XPath is a fourth generation declarative language that allows you to specify which nodes you want to process without specifying exactly how the processor is supposed to navigate to those nodes. XPath's data model is very well designed to support exactly what almost all developers want from XML. For instance, it merges all adjacent text including that in CDATA sections, allows values to be calculated that skip over comments and processing instructions` and include text from child and descendant elements, and requires all external entity references to be resolved. In practice, XPath expressions tend to be much more robust against unexpected but perhaps insignificant changes in the input document.

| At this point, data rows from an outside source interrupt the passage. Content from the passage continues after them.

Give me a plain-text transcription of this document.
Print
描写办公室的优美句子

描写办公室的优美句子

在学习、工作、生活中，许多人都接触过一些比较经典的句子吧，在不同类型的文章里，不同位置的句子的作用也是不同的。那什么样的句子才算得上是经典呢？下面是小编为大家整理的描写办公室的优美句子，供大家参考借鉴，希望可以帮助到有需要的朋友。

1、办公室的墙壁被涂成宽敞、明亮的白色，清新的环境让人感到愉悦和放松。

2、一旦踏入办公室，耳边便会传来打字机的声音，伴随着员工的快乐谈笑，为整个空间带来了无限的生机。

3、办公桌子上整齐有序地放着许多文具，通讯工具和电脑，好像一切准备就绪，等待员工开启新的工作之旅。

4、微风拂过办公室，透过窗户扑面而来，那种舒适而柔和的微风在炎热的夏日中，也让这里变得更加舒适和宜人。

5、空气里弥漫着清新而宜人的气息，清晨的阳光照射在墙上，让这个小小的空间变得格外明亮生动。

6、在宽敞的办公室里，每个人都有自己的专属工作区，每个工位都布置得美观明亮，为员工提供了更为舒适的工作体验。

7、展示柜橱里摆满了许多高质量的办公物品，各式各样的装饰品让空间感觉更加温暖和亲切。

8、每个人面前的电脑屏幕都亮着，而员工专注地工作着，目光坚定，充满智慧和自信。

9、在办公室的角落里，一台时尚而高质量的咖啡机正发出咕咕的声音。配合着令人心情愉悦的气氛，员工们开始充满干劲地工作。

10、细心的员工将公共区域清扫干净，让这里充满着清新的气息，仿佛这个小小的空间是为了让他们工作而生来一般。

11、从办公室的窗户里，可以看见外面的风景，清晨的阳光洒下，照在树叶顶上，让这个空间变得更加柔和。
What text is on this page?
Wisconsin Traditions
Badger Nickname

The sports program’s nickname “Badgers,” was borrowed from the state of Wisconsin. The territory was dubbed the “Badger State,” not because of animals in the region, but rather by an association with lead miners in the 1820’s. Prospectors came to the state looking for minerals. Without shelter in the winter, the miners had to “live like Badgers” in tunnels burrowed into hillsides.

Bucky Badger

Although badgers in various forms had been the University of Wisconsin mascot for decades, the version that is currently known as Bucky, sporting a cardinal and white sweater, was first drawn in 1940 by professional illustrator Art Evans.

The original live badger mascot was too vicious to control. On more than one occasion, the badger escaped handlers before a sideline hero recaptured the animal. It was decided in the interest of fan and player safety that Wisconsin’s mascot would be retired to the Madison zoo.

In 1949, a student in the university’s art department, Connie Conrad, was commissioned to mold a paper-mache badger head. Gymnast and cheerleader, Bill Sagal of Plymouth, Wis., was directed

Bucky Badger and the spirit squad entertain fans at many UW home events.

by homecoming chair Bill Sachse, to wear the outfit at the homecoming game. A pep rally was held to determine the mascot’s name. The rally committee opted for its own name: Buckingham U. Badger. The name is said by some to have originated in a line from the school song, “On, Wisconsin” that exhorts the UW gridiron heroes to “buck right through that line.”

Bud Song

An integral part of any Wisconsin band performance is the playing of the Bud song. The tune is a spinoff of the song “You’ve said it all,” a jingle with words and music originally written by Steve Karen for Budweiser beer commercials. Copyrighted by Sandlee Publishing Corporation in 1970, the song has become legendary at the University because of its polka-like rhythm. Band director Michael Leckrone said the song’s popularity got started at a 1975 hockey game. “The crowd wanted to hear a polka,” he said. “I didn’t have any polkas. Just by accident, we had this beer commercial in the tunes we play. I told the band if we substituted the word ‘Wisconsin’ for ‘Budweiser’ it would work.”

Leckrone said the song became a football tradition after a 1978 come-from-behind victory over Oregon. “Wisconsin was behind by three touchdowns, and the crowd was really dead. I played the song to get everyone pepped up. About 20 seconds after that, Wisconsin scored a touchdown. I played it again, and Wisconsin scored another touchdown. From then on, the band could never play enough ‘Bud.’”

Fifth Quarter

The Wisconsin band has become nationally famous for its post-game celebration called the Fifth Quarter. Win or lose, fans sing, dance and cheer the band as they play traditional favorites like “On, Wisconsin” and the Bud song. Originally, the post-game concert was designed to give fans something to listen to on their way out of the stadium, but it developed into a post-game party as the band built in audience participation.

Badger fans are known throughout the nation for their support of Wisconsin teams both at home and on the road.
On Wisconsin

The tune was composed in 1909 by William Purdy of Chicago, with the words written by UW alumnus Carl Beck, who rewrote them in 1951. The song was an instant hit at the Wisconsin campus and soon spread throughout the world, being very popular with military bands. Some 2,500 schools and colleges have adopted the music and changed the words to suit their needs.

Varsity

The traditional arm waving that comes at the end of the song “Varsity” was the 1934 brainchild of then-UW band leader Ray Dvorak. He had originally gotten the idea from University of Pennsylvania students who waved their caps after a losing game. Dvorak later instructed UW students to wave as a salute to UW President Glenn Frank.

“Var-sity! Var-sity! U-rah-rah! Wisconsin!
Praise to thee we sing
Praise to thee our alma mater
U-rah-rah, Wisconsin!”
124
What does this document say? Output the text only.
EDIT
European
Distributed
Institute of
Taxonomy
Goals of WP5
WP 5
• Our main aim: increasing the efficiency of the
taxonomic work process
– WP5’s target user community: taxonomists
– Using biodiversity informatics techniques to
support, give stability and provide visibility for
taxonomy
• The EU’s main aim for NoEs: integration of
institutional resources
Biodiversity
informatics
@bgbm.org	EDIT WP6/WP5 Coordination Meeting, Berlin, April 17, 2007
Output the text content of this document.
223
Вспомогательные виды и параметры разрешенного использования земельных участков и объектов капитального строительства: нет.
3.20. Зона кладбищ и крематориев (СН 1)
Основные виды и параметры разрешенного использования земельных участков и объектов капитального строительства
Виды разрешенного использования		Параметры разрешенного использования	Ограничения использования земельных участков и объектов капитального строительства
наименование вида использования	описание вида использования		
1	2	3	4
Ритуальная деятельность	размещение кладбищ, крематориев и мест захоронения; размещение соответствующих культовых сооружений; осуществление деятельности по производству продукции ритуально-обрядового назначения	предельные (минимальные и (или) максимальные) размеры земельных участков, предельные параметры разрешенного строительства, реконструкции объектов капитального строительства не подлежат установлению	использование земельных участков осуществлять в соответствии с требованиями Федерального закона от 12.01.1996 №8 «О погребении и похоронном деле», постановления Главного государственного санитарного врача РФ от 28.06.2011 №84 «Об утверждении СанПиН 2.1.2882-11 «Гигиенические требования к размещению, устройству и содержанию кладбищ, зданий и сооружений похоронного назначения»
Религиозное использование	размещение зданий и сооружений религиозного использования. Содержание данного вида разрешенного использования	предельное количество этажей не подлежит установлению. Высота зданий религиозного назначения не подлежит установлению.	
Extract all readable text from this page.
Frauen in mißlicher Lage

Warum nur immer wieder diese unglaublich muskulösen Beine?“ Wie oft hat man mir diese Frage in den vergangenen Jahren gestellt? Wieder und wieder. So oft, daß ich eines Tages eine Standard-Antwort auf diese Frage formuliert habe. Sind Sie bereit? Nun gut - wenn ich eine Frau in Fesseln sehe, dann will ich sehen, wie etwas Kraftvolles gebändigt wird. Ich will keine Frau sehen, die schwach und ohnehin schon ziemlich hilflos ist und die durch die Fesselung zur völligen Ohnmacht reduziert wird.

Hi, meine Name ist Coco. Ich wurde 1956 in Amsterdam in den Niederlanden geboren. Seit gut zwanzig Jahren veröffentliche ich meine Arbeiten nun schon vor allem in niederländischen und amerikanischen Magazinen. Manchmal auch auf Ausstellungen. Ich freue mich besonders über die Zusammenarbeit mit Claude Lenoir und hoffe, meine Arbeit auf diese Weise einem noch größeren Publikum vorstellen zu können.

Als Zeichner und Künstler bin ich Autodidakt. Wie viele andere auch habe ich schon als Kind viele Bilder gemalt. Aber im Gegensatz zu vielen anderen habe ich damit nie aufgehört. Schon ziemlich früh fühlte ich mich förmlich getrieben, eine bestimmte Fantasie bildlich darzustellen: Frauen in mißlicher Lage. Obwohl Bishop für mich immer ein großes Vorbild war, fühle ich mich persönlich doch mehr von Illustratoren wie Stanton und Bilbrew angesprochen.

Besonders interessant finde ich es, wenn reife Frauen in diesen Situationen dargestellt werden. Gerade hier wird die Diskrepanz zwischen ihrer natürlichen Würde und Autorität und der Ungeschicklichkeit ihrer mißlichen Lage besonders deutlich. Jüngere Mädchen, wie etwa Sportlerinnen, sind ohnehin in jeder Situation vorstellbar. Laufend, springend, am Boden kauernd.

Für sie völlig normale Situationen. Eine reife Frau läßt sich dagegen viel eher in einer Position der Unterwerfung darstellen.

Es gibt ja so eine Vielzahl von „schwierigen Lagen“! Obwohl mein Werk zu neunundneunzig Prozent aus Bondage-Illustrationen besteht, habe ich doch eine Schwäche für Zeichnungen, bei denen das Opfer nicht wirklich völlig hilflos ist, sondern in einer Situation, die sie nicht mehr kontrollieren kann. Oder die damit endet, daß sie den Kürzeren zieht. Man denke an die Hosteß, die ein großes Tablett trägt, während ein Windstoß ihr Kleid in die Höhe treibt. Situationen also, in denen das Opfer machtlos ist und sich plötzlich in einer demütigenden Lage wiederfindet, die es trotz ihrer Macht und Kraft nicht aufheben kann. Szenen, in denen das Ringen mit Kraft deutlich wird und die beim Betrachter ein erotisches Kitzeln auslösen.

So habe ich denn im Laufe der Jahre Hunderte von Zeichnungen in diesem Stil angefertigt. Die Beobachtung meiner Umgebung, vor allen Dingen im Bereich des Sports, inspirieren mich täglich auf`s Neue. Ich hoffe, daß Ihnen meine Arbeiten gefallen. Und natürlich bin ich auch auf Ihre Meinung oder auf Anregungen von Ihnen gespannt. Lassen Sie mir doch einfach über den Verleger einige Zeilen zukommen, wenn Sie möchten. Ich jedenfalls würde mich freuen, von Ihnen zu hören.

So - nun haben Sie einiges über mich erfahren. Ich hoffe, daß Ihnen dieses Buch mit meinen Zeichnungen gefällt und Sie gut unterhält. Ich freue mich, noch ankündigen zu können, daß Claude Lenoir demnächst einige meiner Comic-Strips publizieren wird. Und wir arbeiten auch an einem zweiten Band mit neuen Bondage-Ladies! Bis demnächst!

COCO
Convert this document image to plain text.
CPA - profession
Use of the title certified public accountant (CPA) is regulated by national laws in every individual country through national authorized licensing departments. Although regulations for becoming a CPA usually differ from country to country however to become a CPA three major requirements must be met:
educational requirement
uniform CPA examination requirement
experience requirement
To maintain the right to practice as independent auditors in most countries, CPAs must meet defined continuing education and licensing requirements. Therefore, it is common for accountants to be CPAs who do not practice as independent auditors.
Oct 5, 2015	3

For example, consider a very simple DOM code fragment that prints all the names in the contacts file.

Element contactsElement = doc.getDocumentElement();
NodeList contacts = contactsElement.getChildNodes();
      
for (int i = 0; i < contacts.getLength(); i++) {
  Node current = contacts.item(i);
  if (current.getNodeType() == Node.ELEMENT_NODE) {
     Element contact = (Element) current;
     NodeList children = contact.getChildNodes();
     for (int j = 0; j < contacts.getLength(); j++) {
       Node candidate = children.item(j);
       if (candidate.getNodeType() == Node.ELEMENT_NODE) {
          // Assuming name is the first child element 
          String name = candidate.getFirstChild().getNodeValue();
          System.out.println(name);
          // Assuming there's only one name per contact
          break;
       }
     }
  }
}

This code is very closely tied to the structure of the document. When actually run on Example 35-3 here's the output:

John Doe
Joe 
        
Jane 
Mohammed Jones
914-555-3145
Jason Smith
Xao Li

You can see that it lost half of Joe Smith's name, as well as missing Ben Reilly completely. It also lost track of Jonathan Li and replaced David Smith with his phone number.

With a little effort, we can improve the DOM code to fix most of the problems. The most important improvement we can make is relying on element names rather than positions. The second most important improvement is using the getElementsByTagName() method to search the entire tree rather than just some expected parts of it. The third most important improvement (and the most difficult to implement correctly) is not assuming all text nodes are adjacent. The final fix is removing the assumption that there's only one name per contact. The improved code follows:

      NodeList names = doc.getElementsByTagName("Name");
      
      for (int i = 0; i < names.getLength(); i++) {
          Node name = names.item(i);
          String value = getFullText(name);
          System.out.println(value);
      }
  
   // ...
  
    public static String getFullText(Node node) {
        StringBuffer result = new StringBuffer(12);
        NodeList children = node.getChildNodes();
        for (int i = 0; i < children.getLength(); i++) {
          Node child = children.item(i);
          int type = child.getNodeType();
          if (type == Node.TEXT_NODE) {
            result.append(child.getNodeValue());
          }
          else if (type == Node.CDATA_SECTION_NODE) {
            result.append(child.getNodeValue());
          }
          else if (type == Node.ELEMENT_NODE) {
            result.append(getFullText(child));
          }
          else if (type == Node.ENTITY_REFERENCE_NODE) {
            result.append(getFullText(child));
          }
        }
        return result.toString();
    }

As you can see, this is somewhat more complex. Note especially the recursion that's necessary to accumulate the complete text of the node. Complexity would increase further in an API that doesn't have an equivalent to getElementsByTagName(), a fairly unique feature of DOM.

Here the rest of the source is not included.